The projects being slated for Sonoma Valley include a nine-tenths of a mile stretch of Arnold Drive from the Sonoma Creek Bridge in Glen Ellen to Highway 12 ($600,00); a 2.54-mile portion of Bennett Valley Road from Old Bennett Valley Road to Warm Springs Road ($450,000) and a three-quarter-mile stretch of Napa Road from Eighth Street East to the Sonoma City limits ($500,00).
A memo to county supervisors from both the County Administrator’s office and the Department of Transportation and Public Works pointed out the challenges of properly funding and maintaining the county’s 1,370 miles of roads.
According to the memo, “Unfavorable formulas and declining State and Federal gas-tax revenues, which are the primary revenue stream for Revision No. 20131002-1 road repair and maintenance, coupled with significant local budget reductions due to the “Great Recession” (overall County General Fund revenue from property tax declined approximately $40 million between FY 08/09 and FY 12/13), along with increased costs of raw materials necessary for pavement preservation, have exacerbated the difficulty in maintaining such an extensive road network.”
The supervisors have dedicated $8 million a year for the past two fiscal years for road repairs.
Countywide, Public Works will treat 40 miles of road as part of the $8.6 million project.
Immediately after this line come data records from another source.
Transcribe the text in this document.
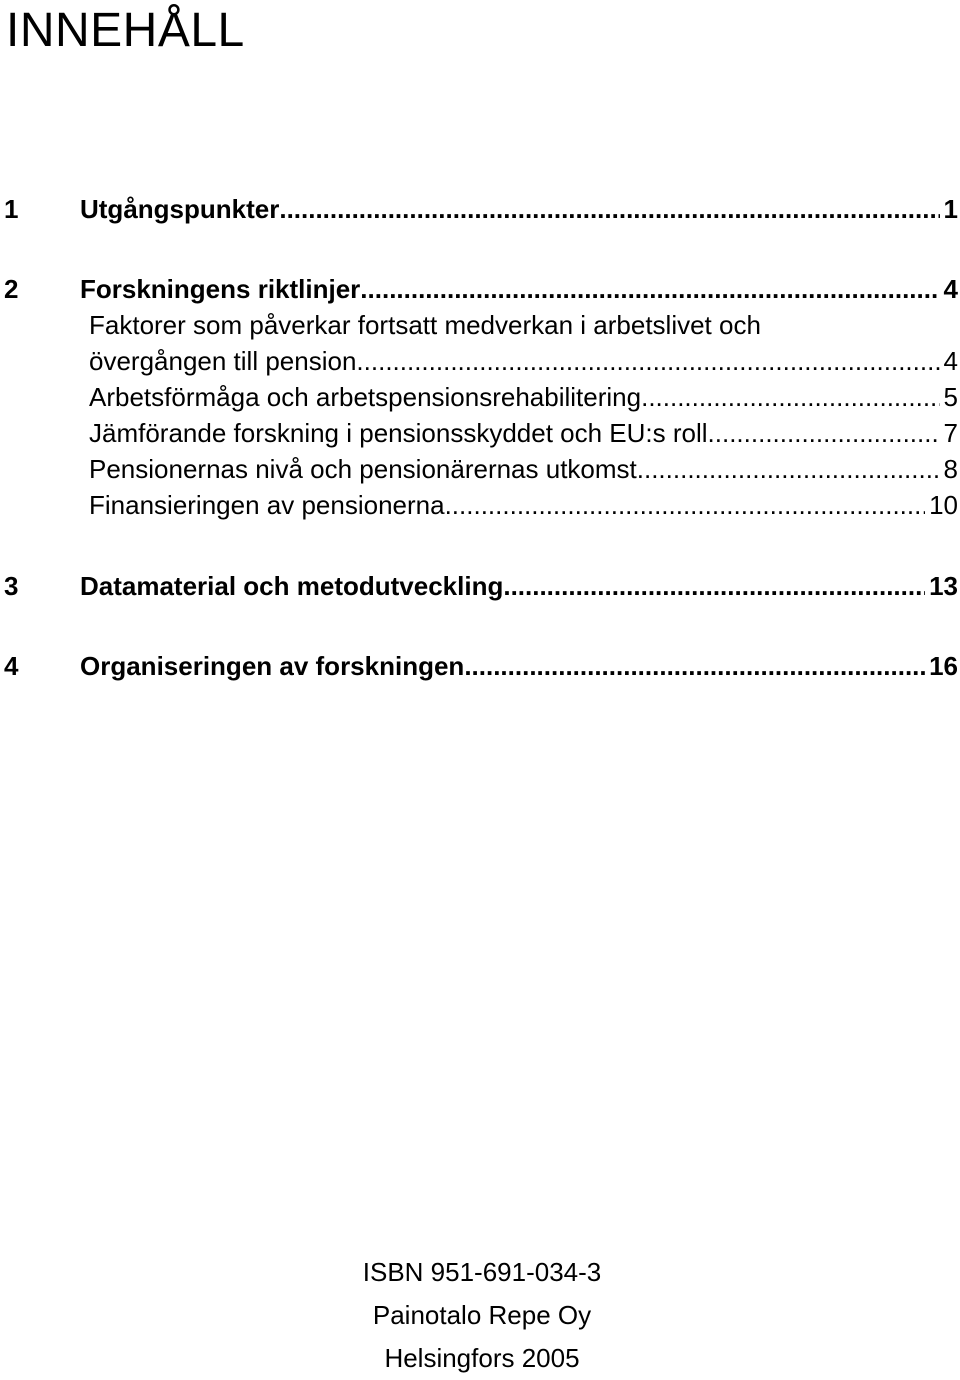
INNEHÅLL
1	Utgångspunkter .....	1
2	Forskningens riktlinjer .....	4
Faktorer som påverkar fortsatt medverkan i arbetslivet och
övergången till pension .....	4
Arbetsförmåga och arbetspensionsrehabilitering .....	5
Jämförande forskning i pensionsskyddet och EU:s roll .....	7
Pensionernas nivå och pensionärernas utkomst .....	8
Finansieringen av pensionerna .....	10
3	Datamaterial och metodutveckling .....	13
4	Organiseringen av forskningen .....	16
ISBN 951-691-034-3
Painotalo Repe Oy
Helsingfors 2005
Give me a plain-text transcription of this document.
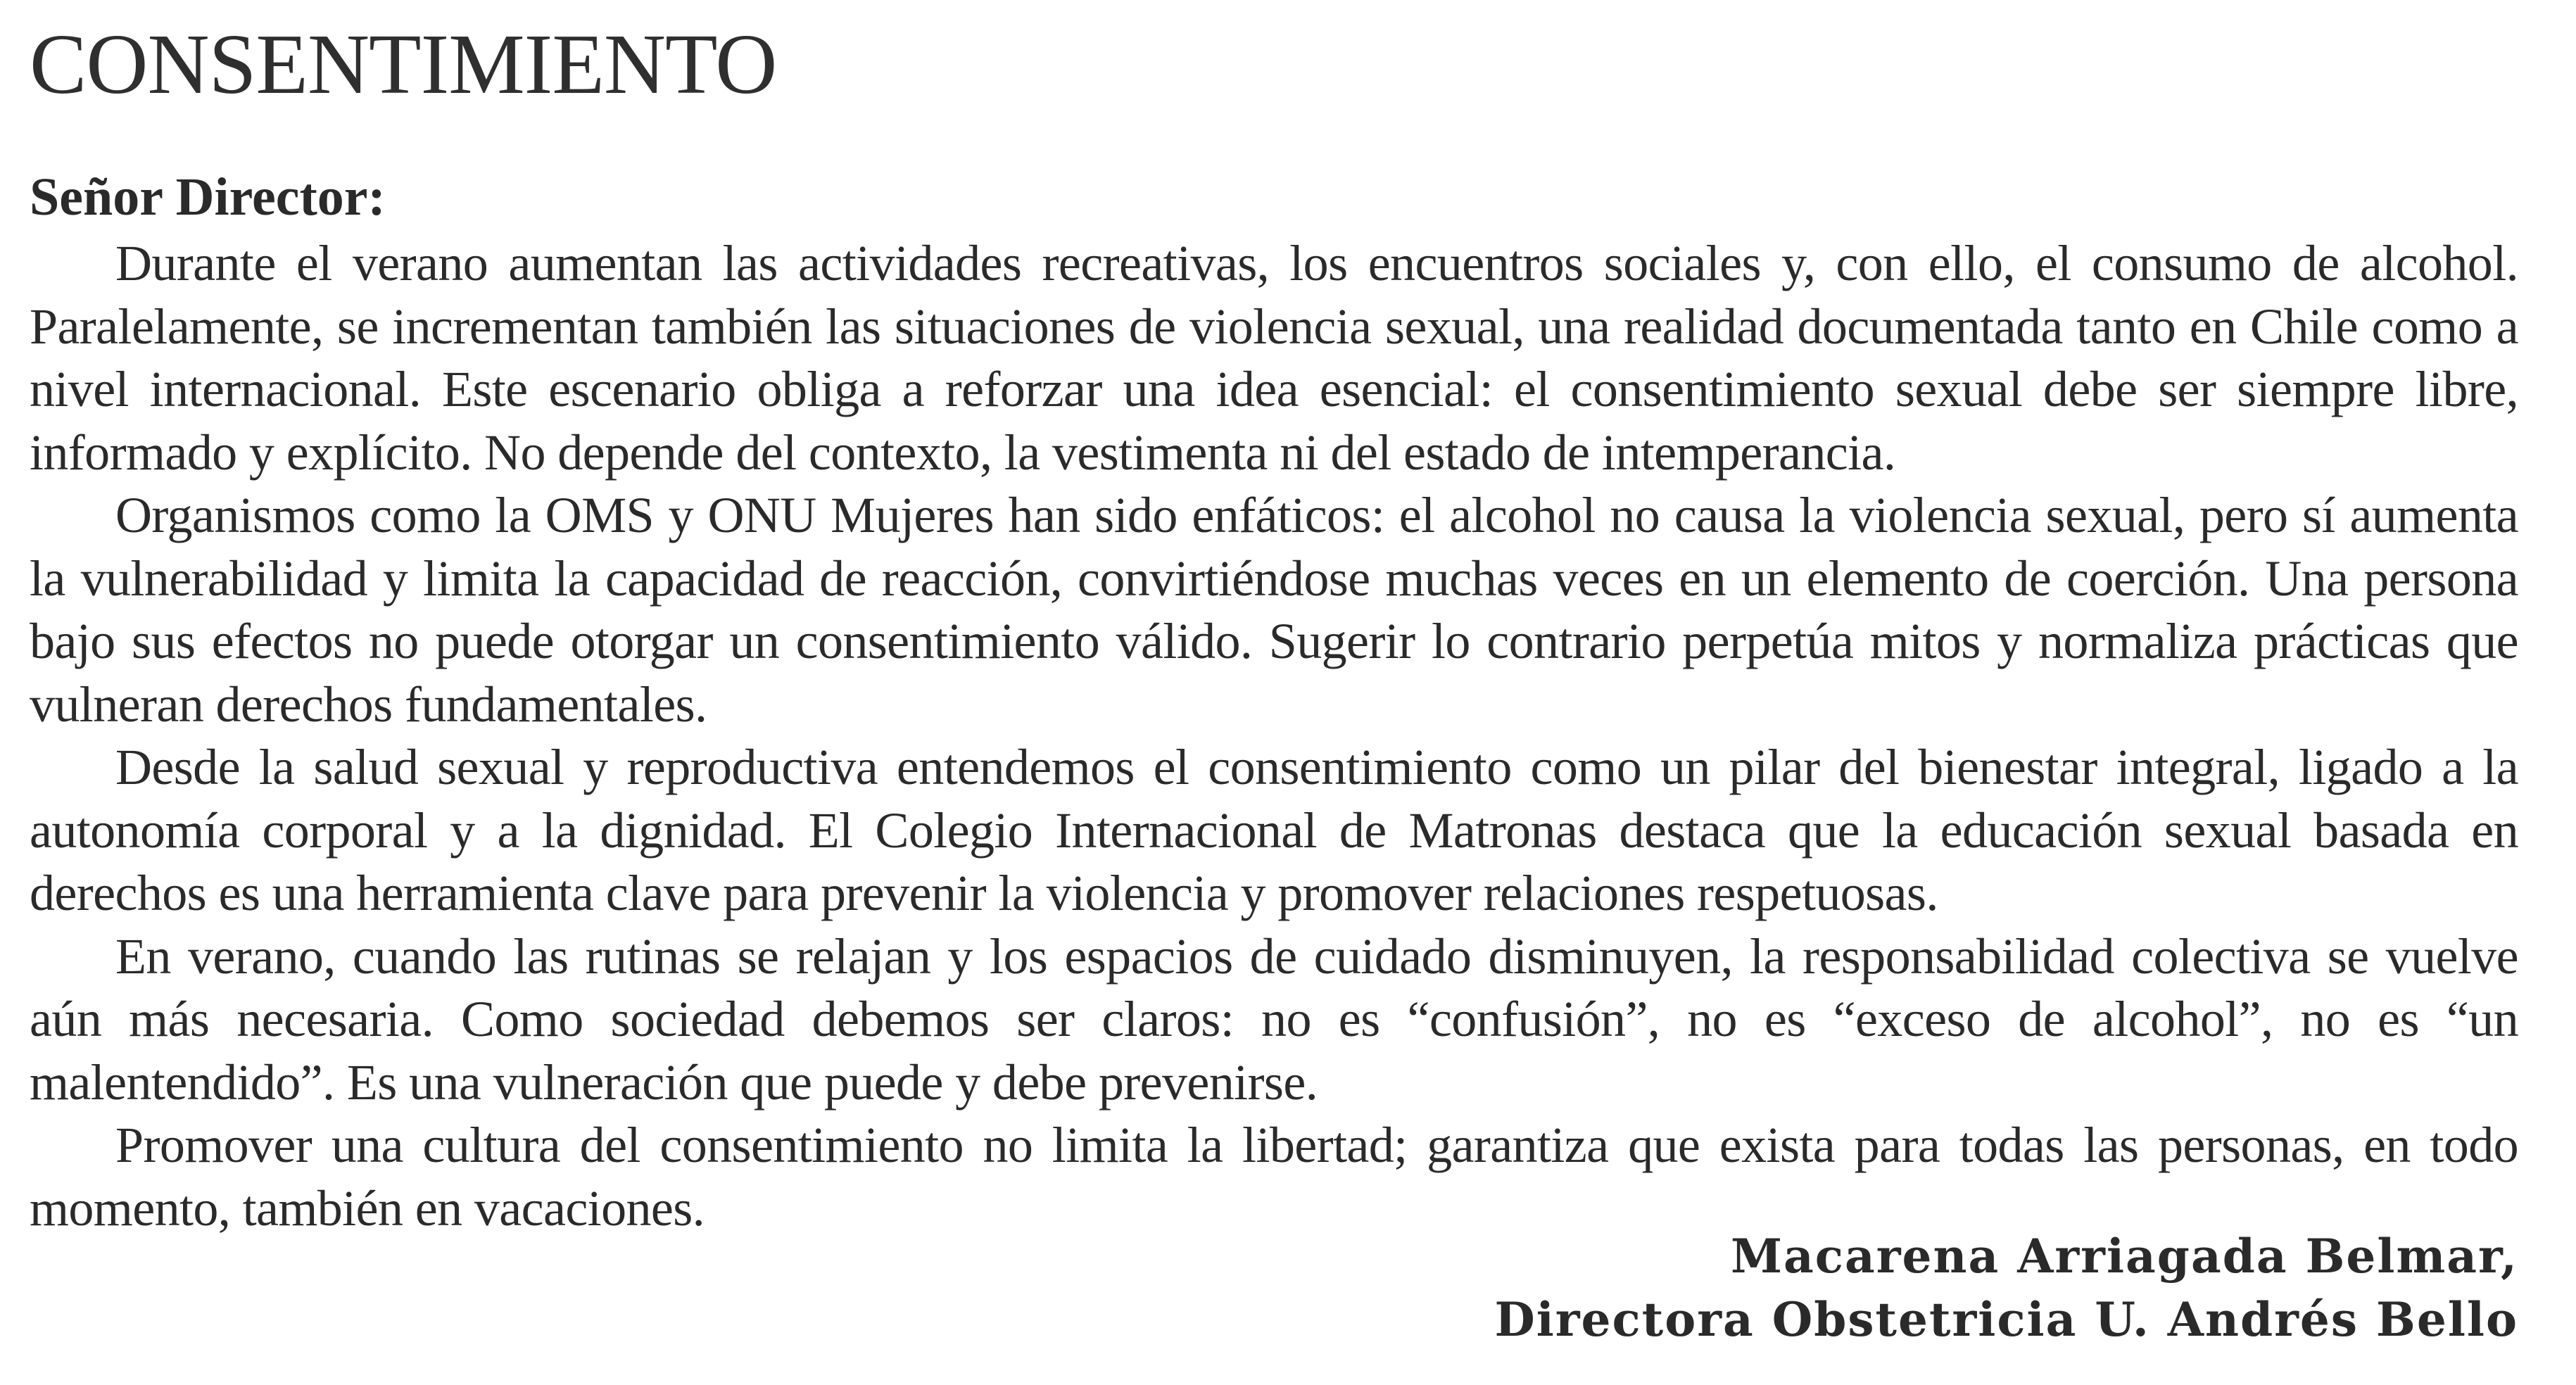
CONSENTIMIENTO
Señor Director:

Durante el verano aumentan las actividades recreativas, los encuentros sociales y, con ello, el consumo de alcohol. Paralelamente, se incrementan también las situaciones de violencia sexual, una realidad documentada tanto en Chile como a nivel internacional. Este escenario obliga a reforzar una idea esencial: el consentimiento sexual debe ser siempre libre, informado y explícito. No depende del contexto, la vestimenta ni del estado de intemperancia.

Organismos como la OMS y ONU Mujeres han sido enfáticos: el alcohol no causa la violencia sexual, pero sí aumenta la vulnerabilidad y limita la capacidad de reacción, convirtiéndose muchas veces en un elemento de coerción. Una persona bajo sus efectos no puede otorgar un consentimiento válido. Sugerir lo contrario perpetúa mitos y normaliza prácticas que vulneran derechos fundamentales.

Desde la salud sexual y reproductiva entendemos el consentimiento como un pilar del bienestar integral, ligado a la autonomía corporal y a la dignidad. El Colegio Internacional de Matronas destaca que la educación sexual basada en derechos es una herramienta clave para prevenir la violencia y promover relaciones respetuosas.

En verano, cuando las rutinas se relajan y los espacios de cuidado disminuyen, la responsabilidad colectiva se vuelve aún más necesaria. Como sociedad debemos ser claros: no es “confusión”, no es “exceso de alcohol”, no es “un malentendido”. Es una vulneración que puede y debe prevenirse.

Promover una cultura del consentimiento no limita la libertad; garantiza que exista para todas las personas, en todo momento, también en vacaciones.

Macarena Arriagada Belmar,
Directora Obstetricia U. Andrés Bello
Of the $8.6 million, $6.8 million will come from the county’s General Fund, while $1.8 million will be from General Fund Franchise Fees.
The memo also says, “the Long-Term Road Ad Hoc Committee will also continue to work toward a combination of long range, community-based funding solutions, and work with State and Federal legislators to not only sustain the primary roads, but to begin to systematically fix potholes and improve maintenance on local roads, which comprise almost 65 percent of the county system but have no identified funding source for pavement preservation activities.”